University of New South Wales Faculty of Law Research Series
Last Updated: 23 August 2012
A Critique of Australia’s Proposed Privacy Amendment (Enhancing Privacy Protection) Bill 2012
Nigel Waters, Pacific Privacy Consulting
Graham Greenleaf, University of New South Wales
This paper is available for download at http://papers.ssrn.com/sol3/papers.cfm?abstract_id=2134838
This paper may be referenced as  UNSWLRS 35.
The Privacy Amendment (Enhancing Privacy
Protection) Bill 2012 is claimed by the Australian government to be a major
‘pro-privacy’ reform of Australia’s Privacy Act 1988.
This submission to the relevant Parliamentary Committees (prepared by the
authors for the Australian Privacy Foundation) explains
the many reasons why
this is not so.
The Bill strengthens the powers of the Privacy Commissioner in a number of desirable ways, including civil penalty provisions, enforceable undertakings, enforcement of own-motion investigations, and limited requirements for Privacy Impact Assessments. But these reforms are undermined by inadequate reform of the Commissioner’s most important power, the making of determinations (enforceable decisions concerning complaints) under s52. Unless the Commissioner can be required by complainants to make decisions (only 9 have been made in 23 years), the new right of appeal against the Commissioner’s decisions will be meaningless. Appeal rights are no use if there are no decisions against which to appeal.

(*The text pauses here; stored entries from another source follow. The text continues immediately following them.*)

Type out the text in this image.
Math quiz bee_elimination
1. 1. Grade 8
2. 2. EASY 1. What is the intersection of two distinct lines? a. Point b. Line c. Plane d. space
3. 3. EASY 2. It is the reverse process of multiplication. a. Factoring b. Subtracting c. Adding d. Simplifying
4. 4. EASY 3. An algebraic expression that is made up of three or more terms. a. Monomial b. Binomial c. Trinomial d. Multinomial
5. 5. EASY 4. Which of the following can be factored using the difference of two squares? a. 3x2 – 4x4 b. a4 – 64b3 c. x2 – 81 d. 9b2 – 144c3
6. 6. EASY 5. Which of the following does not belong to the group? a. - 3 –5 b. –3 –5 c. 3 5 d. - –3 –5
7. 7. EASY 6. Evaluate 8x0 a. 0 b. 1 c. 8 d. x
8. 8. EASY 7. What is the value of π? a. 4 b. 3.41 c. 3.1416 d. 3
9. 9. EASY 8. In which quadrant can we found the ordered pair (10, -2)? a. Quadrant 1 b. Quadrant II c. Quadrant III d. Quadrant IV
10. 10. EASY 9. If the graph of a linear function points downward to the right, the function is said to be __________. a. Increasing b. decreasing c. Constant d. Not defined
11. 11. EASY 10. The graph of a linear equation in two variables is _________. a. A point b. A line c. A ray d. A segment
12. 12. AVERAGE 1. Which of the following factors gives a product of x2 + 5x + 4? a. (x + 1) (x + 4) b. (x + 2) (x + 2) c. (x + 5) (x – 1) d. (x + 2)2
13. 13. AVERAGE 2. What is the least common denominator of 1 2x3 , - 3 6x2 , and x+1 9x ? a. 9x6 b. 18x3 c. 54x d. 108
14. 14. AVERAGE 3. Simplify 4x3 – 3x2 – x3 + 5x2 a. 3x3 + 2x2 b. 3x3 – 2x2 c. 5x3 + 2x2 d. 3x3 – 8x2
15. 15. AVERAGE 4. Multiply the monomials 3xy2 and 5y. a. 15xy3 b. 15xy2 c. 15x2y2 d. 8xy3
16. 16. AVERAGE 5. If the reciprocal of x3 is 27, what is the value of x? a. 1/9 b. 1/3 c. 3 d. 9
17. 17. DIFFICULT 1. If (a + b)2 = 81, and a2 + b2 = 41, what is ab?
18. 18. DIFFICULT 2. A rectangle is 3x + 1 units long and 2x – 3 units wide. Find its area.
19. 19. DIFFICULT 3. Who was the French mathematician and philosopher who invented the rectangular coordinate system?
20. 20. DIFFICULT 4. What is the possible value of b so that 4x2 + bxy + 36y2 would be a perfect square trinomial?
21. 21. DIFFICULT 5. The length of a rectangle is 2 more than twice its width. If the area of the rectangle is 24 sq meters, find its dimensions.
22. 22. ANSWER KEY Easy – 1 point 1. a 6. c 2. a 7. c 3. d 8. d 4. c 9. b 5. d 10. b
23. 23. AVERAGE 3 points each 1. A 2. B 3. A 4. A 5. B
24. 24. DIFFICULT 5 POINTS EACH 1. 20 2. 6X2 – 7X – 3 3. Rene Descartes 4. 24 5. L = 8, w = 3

The proposed Australian Privacy Principles (APPs), while supposedly a welcome consolidation of disparate sets of principles, are in eight of the thirteen principles generally weaker than the UPPs proposed by the Australian Law Reform Commission (ALRC) or the current Act’s IPPs and NPPs. Particularly weak principles are those dealing with data exports, which abandons any idea of ‘border protection’ in favour of an unenforceable and largely valueless version of ‘accountability’, and the changes to the anonymity principle, which allow pseudonymity to be substituted for anonymity at the whim of a data collector.
The Bill gives the credit reporting industry the right to share information about Australians who have never had a credit default, a backward step for the privacy of every Australian who has ever had a loan or a credit card. Even though these changes to a form of ‘positive reporting’ are not as extensive or undesirable as in some countries, and may have some benefits in removing over-commitment, they have been brought in without sufficient responsible lending reforms. Some additional safeguards for credit reporting have been included and are welcome, but the overall effect of this part of the reforms is a major loss of financial privacy for all Australians.
The Bill does not remove the unjustifiable exemptions from the Act for ‘small’ businesses, employment records and political matters (reforms proposed by the ALRC). Australians will wait forever for a second reform Bill – there should be one comprehensive Bill including all reforms.
The Bill therefore does little overall to advance Australia’s case for an ‘adequacy’ finding by the European Union concerning Australia’s privacy protections. Whether the stronger enforcement powers can compensate for the negative aspects is questionable. Internationally, this seems like a missed opportunity for Australia.